O motivo pelo qual queremos aprender um idioma é para comunicarmos melhor com os árbitros? Eu acho que é verdadeiramente uma coisa fantástica.

Na sequência do encontro com a ministra do Desporto, o treinador do Sporting disse, na antevisão do jogo, que se calhar era preciso crescer um bocadinho para o futebol português melhorar. Concorda com essa visão? E já agora, a propósito da eventual saída de Otamendi, disse que há Tomás Araújo e António Silva. Conta, portanto,  ficar com esses dois centrais para a próxima época?
— Claro. Claro que sim. Têm contrato os dois, são dois jogadores importantes para o Benfica. Eu, enquanto treinador, e só como treinador e não como gestor, e fechando-me tão só naquilo que eu sou, que é treinador, obviamente que quero ter os melhores jogadores possíveis. Portanto, obviamente que sim, que gostava que ficassem os dois. O presidente sabe, o diretor Mário Branco também sabe. Mas obviamente que eu sei em que ano é que estou, não estou em 1960 ou em 1980. Sei em que ano é que estou, sei o que são mercados, sei o que são Financial Fair Play, sei tudo, todas as situações no futebol atual. E como treinador não me posso fechar numa zona que é a minha e não compreender outras zonas que não são minhas diretamente, mas acabam por ser minhas de um modo indireto. Portanto, se eventualmente chegarmos a uma situação no mercado em que o Benfica tenha que, ou queira, vender um jogador dos quais eu considero importantes na continuidade, não será um drama. Terei obviamente que aceitar e depois tentar organizar-me de outra maneira. Mas a sua pergunta muito, muito objetiva — se gostava de ficar com o António e com o Tomás e se espero que eles continuem — sim e sim. Já me esqueci da outra pergunta, foi qualquer coisa do Rui Borges, não foi? (Futebol precisa de crescer para melhorar). O Rui é muito inteligente. Mais do que aquilo que as pessoas pensam.

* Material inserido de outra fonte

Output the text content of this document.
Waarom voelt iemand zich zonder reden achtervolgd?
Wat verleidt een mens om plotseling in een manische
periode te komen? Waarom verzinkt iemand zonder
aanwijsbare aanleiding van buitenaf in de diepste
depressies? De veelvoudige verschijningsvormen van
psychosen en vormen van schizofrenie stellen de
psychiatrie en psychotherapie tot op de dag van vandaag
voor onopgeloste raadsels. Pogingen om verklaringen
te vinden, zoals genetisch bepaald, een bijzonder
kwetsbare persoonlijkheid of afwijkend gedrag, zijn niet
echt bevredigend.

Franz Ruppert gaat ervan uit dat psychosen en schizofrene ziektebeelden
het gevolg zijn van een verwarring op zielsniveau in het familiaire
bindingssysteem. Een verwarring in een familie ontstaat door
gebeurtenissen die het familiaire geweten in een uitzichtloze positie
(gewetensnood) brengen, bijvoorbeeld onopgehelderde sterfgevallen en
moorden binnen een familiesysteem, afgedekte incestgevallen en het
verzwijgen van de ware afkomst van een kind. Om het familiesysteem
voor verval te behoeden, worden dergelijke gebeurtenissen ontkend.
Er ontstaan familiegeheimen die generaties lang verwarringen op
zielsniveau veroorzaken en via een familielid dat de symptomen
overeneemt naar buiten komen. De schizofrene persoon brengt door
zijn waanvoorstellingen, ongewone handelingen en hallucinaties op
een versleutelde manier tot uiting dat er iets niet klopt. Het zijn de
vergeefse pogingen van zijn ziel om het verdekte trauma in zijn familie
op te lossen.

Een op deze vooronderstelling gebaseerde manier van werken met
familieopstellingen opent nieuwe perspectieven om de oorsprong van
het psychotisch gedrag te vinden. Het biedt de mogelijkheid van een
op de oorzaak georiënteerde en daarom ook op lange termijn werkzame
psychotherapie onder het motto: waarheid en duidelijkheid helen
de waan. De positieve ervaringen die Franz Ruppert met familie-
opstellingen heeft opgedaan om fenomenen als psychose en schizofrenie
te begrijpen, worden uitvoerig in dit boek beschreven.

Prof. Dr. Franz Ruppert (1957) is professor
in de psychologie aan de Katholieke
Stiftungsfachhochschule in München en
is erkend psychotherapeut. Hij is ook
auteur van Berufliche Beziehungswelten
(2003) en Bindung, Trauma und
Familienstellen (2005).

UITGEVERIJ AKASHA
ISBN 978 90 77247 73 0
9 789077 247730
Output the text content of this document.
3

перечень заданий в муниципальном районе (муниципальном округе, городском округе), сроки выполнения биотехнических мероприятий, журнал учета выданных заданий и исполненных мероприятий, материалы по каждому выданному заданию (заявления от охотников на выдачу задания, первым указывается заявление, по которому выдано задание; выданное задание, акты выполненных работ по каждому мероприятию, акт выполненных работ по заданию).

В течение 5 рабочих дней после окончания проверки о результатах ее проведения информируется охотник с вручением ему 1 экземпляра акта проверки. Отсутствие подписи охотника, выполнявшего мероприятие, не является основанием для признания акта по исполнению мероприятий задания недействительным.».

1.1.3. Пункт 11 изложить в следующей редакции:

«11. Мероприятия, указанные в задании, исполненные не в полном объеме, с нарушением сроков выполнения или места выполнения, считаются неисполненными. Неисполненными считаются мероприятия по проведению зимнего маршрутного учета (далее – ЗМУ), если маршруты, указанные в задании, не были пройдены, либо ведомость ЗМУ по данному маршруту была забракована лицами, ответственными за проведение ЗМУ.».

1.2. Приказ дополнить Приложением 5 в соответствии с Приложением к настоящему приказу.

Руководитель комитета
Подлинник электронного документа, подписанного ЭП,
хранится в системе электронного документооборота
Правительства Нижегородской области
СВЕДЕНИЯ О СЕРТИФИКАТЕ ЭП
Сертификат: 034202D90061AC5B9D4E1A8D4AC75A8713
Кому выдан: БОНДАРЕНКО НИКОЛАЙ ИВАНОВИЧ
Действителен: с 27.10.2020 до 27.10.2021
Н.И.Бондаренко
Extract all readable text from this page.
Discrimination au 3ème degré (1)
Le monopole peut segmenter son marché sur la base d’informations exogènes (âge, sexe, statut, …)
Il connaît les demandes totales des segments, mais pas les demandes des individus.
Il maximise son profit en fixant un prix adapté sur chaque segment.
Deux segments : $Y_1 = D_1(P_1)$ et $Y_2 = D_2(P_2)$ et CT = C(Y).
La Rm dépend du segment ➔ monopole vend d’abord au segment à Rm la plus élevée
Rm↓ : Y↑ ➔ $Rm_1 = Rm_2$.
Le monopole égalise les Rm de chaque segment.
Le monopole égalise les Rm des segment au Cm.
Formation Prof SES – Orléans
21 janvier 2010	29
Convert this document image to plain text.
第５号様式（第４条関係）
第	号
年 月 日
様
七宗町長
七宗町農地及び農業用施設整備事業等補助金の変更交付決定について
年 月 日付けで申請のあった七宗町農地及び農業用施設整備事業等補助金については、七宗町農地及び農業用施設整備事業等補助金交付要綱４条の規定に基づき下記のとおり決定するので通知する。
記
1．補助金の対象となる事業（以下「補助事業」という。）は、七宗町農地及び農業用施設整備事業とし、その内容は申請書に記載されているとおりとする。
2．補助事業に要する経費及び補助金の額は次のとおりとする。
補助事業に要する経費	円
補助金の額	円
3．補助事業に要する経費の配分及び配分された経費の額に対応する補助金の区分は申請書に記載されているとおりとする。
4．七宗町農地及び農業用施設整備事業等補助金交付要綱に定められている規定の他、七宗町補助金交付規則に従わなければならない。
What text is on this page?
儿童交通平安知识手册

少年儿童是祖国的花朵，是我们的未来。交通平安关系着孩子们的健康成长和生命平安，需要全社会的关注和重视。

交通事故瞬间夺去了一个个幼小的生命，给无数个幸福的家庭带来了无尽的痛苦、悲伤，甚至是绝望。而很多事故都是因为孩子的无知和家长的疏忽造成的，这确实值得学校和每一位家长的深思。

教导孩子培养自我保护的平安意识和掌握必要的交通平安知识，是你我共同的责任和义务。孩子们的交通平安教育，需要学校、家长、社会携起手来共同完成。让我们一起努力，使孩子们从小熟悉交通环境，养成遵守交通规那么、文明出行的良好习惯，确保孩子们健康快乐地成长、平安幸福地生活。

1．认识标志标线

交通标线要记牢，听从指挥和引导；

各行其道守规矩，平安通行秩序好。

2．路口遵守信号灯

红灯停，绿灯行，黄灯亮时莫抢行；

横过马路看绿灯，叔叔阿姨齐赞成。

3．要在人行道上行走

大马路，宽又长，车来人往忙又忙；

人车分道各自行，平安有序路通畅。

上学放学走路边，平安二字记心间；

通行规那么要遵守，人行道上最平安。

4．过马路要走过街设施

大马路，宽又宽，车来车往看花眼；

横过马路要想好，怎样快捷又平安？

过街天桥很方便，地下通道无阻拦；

No âmbito da renovação de Daniel Banjaqui, trata-se de uma posição onde o Benfica está muito bem servido. Enquanto treinador, também acaba por ser um desafio gerir a utilização de três jogadores de tanta qualidade que estão obviamente a lutar por um lugar na equipa do Benfica?
Fácil. Fácil de gerir. Difícil de gerir é quando não os temos. Quando os temos, é fácil de gerir. E se você reparar, nós neste momento — porque eu considero tanto o Banjaqui como o Neto considero jogadores de primeira equipa — nós temos cinco laterais para duas posições. De um modo assim muito objetivo, temos cinco laterais para duas opções, em que um deles tem 17 anos e um deles tem 18 recém-celebrados. Ou seja, temos três homens e dois miúdos. Dois miúdos de um grande potencial, dois miúdos que, sim, não fui eu que os desenvolvi, mas fui eu que lhes dei a confiança de... mas nós temos três laterais dos quais o Dedic, o Bah e o Banjaqui são os laterais-direitos, o Dahl e o José Neto os laterais-esquerdos e o Dedic e o Bah são ambos laterais-direitos e laterais-esquerdos de emergência. Ou seja, ter estes cinco jogadores — dos quais três são homens e dois são miúdos de enorme potencial — não é um problema, é um privilégio. E penso que em condições normais — lá está, há sempre as anormalidades que podem acontecer nos mercados atuais e na maneira como os clubes gerem os seus plantéis, os seus ativos — mas se perguntar ao treinador, e se o treinador for só treinador, eu acho que é a situação ideal para o Benfica na próxima época: ter os três homens e os dois miúdos que cada vez menos vão sendo miúdos, cada vez mais vão sendo homens e cada vez mais vão estando preparados a cem por cento. E eventualmente no final da próxima época o Benfica já possa olhar de outra maneira para esse grupo de cinco jogadores.